Revolutionär gesinnte Menschen, die sich nicht damit begnügen wollen, ein Plätzchen im parlamentarischen System europäisch-amerikanischer Prägung zu ergattern, sollten die Gewaltfrage vorurteilslos beurteilen: Friedlich bleiben, gewaltfrei – solange die Gegenseite dies zulässt – jedoch bereit sein, sich mit allen Mitteln zu verteidigen, wenn man mit brutaler Waffengewalt angegriffen wird. Noch nie ist eine herrschende Klasse freiwillig oder durch einen parlamentarischen Mehrheitsbeschluss gestürzt worden. Wenn das Volk jedoch zu einem Bürgerkrieg gezwungen wird und sich bewaffnen muss, braucht es eine Organisation und eine militärische Führung, will man nicht elendiglich niedergemetzelt werden. Die Geschichte ist voll von Massakern, von der Pariser Kommune bis zu den kriegerischen Auseinandersetzungen der Gegenwart. Andererseits: Wo immer eine Revolution erfolgreich verlaufen ist, nicht nur die Oktoberrevolution, hat sich in wenigen Jahren aus der zunächst im Interesse des Volkes uneigennützig handelnden Avantgarde eine neue Herrschaft herausgebildet, die die Macht an sich gerissen und oft die schrecklichsten Verbrechen verübt hat, von Stalins Gulag bis zum millionenfachen Terror der Roten Khmer.

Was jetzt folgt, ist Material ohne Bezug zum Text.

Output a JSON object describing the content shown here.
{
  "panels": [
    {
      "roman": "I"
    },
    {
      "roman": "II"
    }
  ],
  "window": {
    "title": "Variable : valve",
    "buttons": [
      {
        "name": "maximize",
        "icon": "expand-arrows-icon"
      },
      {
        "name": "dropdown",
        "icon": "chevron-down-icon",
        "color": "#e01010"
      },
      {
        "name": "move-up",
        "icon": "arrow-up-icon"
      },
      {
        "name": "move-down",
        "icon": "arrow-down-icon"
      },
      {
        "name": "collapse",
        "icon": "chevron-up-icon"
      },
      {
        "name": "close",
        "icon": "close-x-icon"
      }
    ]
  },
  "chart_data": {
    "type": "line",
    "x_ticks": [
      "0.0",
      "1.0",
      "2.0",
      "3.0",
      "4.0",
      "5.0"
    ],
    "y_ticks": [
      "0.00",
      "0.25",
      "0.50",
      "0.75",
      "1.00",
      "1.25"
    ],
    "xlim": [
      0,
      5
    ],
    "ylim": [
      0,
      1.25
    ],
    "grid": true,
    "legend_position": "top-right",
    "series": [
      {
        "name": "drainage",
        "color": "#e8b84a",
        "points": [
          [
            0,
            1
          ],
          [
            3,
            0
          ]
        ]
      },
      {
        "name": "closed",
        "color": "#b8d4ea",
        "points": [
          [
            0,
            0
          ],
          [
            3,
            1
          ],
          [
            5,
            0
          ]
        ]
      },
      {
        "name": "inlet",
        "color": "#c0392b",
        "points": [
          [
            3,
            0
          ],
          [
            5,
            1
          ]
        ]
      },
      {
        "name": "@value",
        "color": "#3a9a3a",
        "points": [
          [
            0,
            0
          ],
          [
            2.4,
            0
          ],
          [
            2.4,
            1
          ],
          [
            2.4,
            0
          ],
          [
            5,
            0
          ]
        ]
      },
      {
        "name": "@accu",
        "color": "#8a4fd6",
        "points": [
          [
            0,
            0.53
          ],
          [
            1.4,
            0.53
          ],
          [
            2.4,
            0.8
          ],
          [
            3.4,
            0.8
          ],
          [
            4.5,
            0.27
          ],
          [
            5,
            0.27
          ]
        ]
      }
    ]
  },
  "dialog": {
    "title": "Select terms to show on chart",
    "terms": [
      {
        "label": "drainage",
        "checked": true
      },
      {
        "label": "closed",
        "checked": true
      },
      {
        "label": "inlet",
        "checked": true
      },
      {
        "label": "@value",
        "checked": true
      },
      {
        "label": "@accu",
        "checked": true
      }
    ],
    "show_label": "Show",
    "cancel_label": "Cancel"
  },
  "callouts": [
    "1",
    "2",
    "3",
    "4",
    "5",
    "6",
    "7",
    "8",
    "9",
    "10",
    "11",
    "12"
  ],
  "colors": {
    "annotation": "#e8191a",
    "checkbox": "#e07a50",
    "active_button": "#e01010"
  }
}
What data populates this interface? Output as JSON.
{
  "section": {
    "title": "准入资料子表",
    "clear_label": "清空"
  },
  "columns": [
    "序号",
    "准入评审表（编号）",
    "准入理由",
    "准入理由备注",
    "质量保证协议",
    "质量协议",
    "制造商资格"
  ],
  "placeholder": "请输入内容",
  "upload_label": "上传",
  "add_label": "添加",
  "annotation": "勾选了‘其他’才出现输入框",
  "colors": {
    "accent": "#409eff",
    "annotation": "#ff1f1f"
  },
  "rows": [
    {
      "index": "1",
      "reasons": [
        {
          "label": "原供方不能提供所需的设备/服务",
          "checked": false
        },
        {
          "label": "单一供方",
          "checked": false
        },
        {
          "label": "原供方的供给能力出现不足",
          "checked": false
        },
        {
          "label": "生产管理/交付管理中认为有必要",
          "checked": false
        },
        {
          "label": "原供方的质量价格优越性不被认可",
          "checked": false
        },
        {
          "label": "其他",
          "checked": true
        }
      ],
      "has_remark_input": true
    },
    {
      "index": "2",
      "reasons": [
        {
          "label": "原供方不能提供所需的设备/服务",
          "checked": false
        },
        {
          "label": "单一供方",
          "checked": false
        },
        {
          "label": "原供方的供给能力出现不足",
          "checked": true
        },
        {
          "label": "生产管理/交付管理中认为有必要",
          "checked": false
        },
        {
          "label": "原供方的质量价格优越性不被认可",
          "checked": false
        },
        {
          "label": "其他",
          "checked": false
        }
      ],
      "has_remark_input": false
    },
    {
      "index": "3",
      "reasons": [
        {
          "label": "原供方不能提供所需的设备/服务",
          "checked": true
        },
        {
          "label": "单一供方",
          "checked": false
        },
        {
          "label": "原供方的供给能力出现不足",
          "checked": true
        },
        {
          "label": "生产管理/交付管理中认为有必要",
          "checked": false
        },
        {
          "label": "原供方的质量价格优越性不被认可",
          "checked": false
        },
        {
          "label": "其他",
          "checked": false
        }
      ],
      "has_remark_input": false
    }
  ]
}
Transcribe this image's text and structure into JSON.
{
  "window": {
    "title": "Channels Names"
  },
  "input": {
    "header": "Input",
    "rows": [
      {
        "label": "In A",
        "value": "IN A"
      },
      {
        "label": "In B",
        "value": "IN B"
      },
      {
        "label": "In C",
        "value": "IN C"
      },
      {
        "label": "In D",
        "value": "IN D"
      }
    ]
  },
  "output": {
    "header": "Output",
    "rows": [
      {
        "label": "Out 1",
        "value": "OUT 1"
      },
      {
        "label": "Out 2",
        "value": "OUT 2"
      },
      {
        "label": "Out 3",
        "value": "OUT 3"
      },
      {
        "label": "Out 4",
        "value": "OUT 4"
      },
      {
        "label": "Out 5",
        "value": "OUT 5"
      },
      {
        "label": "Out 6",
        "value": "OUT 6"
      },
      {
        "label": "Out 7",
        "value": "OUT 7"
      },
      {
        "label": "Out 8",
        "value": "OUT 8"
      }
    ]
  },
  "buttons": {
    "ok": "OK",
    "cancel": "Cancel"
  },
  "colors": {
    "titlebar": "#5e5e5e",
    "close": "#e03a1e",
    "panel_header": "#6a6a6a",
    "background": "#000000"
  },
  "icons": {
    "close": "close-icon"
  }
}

Man muss zur Kenntnis nehmen, dass es ein sozialpsychologisches Gesetz gibt, wonach Menschen mit einer narzisstischen Störung (einem labilen Selbstwertgefühl) und gleichzeitig vielen Begabungen zu Führungskadern prädestiniert sind, die jedoch, dank der Machtergreifung innerpsychisch stabilisiert, zusehends keine Mittel mehr scheuen, sich skrupellos an der Macht zu halten und dafür jedwede ideologische Rechtfertigung erfinden (psychoanalytisch ausgedrückt: ihre persönlichen Machtbedürfnisse rationalisieren). In diesem Punkt hat wohl Bakunin gegen Marx recht behalten: Jeglicher Staat wird über kurz oder lang zum Konkursverwalter von «Freiheit, Gleichheit, Brüderlichkeit». Ein in der Debatte anarchistischer Pyrrhussieg allerdings, denn ohne ein Minimum an sozialer und politischer Organisation kann keine Zivilgesellschaft Auswege aus dem Kapitalismus finden und aufrechterhalten. Ein Teufelskreis?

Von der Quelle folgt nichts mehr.